While I echo what people have said in terms of "running"... there are 3 billion beautiful ladies in this world, you don't need to settle down today. You aren't young forever - make the most of youth while you have it!!!
Having said that - the lady you are seeing is probably going through a pretty tough time in her life... so I would prehaps rephrase it from "running" to "eliquently parting ways", after your chat with her father you don't want him chasing you as if he needs your guts for garter - and neither do you need to cause any more emotional distress than what already has happened.

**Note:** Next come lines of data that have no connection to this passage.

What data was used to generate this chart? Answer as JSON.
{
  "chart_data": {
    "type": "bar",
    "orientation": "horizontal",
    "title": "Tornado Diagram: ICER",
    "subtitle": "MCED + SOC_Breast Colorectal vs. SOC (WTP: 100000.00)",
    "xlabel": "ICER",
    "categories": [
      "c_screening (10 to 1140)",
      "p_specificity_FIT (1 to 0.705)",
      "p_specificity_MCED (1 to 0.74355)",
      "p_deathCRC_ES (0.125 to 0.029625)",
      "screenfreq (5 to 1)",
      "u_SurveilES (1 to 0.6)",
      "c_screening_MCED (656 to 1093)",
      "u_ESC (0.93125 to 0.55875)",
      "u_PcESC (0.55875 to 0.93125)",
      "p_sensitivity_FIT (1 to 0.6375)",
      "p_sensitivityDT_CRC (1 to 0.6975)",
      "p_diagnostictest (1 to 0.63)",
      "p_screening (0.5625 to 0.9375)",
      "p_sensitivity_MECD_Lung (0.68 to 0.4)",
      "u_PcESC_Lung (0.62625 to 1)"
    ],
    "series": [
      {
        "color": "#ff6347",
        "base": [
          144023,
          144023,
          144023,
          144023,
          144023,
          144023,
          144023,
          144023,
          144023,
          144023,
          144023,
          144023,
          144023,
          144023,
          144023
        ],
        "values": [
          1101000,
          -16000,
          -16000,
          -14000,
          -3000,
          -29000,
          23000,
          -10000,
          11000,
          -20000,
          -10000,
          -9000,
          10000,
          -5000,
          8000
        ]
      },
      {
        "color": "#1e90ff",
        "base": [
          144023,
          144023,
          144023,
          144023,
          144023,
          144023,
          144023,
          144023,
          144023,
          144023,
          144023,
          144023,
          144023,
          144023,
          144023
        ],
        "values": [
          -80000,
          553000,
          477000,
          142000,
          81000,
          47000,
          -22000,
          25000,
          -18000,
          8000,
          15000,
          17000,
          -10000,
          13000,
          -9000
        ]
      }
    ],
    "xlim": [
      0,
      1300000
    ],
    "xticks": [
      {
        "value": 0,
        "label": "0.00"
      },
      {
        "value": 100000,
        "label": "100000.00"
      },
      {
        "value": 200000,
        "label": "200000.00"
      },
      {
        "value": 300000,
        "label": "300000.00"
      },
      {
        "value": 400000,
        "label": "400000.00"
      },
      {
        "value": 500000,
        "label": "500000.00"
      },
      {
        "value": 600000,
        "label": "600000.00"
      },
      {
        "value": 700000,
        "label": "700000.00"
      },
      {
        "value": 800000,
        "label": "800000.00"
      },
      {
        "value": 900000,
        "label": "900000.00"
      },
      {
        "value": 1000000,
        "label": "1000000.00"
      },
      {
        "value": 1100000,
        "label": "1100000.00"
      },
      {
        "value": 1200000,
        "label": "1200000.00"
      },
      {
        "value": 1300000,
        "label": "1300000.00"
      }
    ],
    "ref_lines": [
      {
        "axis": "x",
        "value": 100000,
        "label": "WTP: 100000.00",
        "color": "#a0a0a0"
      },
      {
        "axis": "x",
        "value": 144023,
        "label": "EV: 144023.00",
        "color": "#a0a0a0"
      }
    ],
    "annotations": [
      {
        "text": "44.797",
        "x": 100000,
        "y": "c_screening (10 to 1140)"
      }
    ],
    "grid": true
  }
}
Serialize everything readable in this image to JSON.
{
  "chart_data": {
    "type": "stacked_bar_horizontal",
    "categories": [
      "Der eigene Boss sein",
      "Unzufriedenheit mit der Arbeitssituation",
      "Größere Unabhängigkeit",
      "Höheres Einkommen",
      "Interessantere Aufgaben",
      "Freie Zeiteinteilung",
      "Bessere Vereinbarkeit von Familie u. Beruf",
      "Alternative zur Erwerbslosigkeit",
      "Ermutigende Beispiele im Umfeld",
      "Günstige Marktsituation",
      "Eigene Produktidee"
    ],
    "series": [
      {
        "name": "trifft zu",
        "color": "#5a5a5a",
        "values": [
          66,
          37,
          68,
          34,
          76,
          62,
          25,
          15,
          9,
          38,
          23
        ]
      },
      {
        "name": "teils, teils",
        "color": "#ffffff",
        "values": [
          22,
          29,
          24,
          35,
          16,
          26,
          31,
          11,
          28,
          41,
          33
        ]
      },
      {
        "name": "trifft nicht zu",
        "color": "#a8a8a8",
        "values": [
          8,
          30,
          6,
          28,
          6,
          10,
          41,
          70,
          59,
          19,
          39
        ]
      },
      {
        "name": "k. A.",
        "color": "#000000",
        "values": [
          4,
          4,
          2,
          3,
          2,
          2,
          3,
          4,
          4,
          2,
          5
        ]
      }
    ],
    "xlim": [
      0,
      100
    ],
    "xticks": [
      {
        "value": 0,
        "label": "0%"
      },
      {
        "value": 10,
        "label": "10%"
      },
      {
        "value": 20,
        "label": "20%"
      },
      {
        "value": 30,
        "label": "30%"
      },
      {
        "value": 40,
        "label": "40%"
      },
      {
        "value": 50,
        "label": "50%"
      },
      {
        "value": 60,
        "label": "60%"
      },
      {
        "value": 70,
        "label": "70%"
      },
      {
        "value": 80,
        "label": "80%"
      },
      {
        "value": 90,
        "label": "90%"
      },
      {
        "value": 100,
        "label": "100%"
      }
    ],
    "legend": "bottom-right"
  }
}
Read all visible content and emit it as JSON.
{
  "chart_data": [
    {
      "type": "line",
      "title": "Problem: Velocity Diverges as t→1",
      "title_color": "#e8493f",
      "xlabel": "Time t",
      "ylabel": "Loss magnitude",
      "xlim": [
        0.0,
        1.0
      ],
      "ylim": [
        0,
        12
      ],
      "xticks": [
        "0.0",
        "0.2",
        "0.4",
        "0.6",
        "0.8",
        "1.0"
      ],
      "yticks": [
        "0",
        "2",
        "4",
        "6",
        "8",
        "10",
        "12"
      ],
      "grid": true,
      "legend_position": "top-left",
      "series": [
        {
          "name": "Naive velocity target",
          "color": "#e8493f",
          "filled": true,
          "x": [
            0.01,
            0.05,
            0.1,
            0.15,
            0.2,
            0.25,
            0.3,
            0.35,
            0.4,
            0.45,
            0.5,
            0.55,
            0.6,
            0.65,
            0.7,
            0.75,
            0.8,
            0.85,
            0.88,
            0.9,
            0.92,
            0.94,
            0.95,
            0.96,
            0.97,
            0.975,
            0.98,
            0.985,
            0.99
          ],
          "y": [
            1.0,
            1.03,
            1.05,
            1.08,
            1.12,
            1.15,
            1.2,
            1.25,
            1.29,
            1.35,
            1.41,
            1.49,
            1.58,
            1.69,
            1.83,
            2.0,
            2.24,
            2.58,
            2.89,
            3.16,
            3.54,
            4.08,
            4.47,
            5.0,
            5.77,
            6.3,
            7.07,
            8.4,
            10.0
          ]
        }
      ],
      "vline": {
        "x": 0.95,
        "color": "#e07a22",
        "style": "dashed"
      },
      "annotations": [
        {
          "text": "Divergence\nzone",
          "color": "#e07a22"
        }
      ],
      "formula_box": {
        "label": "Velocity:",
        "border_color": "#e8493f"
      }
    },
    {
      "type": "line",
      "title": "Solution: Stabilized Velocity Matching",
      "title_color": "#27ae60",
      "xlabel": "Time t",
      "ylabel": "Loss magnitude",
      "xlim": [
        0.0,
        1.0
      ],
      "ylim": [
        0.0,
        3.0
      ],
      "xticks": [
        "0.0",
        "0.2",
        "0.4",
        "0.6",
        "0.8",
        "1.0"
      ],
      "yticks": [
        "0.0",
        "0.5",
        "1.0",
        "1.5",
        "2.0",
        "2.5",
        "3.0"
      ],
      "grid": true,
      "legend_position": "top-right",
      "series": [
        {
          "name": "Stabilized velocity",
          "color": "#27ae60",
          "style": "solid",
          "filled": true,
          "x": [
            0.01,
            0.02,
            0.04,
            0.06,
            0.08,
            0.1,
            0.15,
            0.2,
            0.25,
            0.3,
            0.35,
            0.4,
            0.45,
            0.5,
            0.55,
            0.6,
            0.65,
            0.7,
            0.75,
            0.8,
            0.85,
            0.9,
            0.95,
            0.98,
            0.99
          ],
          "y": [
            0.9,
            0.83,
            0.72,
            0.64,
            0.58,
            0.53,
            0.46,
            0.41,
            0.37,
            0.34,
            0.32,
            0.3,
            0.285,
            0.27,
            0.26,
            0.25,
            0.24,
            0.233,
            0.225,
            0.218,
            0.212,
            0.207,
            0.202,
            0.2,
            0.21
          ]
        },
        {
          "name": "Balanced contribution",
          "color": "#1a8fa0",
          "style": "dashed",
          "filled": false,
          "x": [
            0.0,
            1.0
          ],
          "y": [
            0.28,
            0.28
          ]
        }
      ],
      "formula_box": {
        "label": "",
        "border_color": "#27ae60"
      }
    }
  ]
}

However take this from me, you don't need this, and if you haven't worked that out from reading all the posts here, I am going to guess that there is a 98% chance that you will work it out after the ordeal is over
Originally Posted by ag-ford-4x4
This is like where you have been going out a while, or married and then one day you are standing in the women's department by the dressing room holding a dress, and a purse. Then all of a sudden you that feeling and think "HOLY $#%@, WTH JUST HAPPENED?!"
Except YOU already have a purse...
Thats why I provide the cash... if they find thier own shopping buddy's
Its not as if my fashion advice is useful for public attire anyways
Being a 20yo single mother, some times I would think I needed a father figure for my son, how was I to do it alone. Would meet a guy, for the first month or so would think, this is the guy. LOL
date a few months more, Nope. then swear off relationships. (sons father and I had date for 4 years prior to me getting PG)
I thought I needed a father for my child. I wanted a companion too, I wasn't just father hunting, but the companion part was second on my mind.
But, after realizing that the only person my son really needs is ME. I stopped dating for a long time. 3 yrs. I dated my now hubby for 7 years before I married him. Being from a Catholic family I am sure his friends/family first thoughts or words to him were RUN also. But I was very much independent and supported myself by that time my son was almost 6.
Now the other side: My son, met a pregnant girl, new her for a week and moved out right after his 18th Bday. Against my wishes of course. Things were good for the first year, but now he calls me at 11pm, he has her son and she is out somewhere with her friends, new male friend, casino's. He has grown so attached to her son that when I say you can do better, or you don't deserve to be treated like a babysitter, his first comments are well what about James(her son almost 2yo ).
Financially she needs him, he makes 15.00 an hour plus night dif pay.
She works fast food part-time.
When my son and her come over, quite often I see/hear, "here take him a minute I gotta go get........." and he ends up holding him while he is trying to do whatever he was doing. She comes back, but not to reach out and take the boy back.
Just GIVE IT TIME. Watch for warning signs that may start happening. It may not happen right away. Like are you being a glorified gopher for her to help with the baby, or if the baby needs something does she take the baby with her to get the bottle, baby wipes, talk on the phone? Nothing wrong with helping, just be careful not to get taken advantage of.
What women's hormones can do to them after birth, and they may not even know, or be aware of it. Some times it can take up to a year for those things to level out. Some women don't have it.
I have always tried to make it a point to my son about "watch out for those women", they can be funny creatures sometimes. I know cause I am one.
Just some other input for you to think about, If it works, great. My son loves his step father dearly.
Off to get our 7yo from early dismissal. Hope it works out for you better than in my eldest sons case.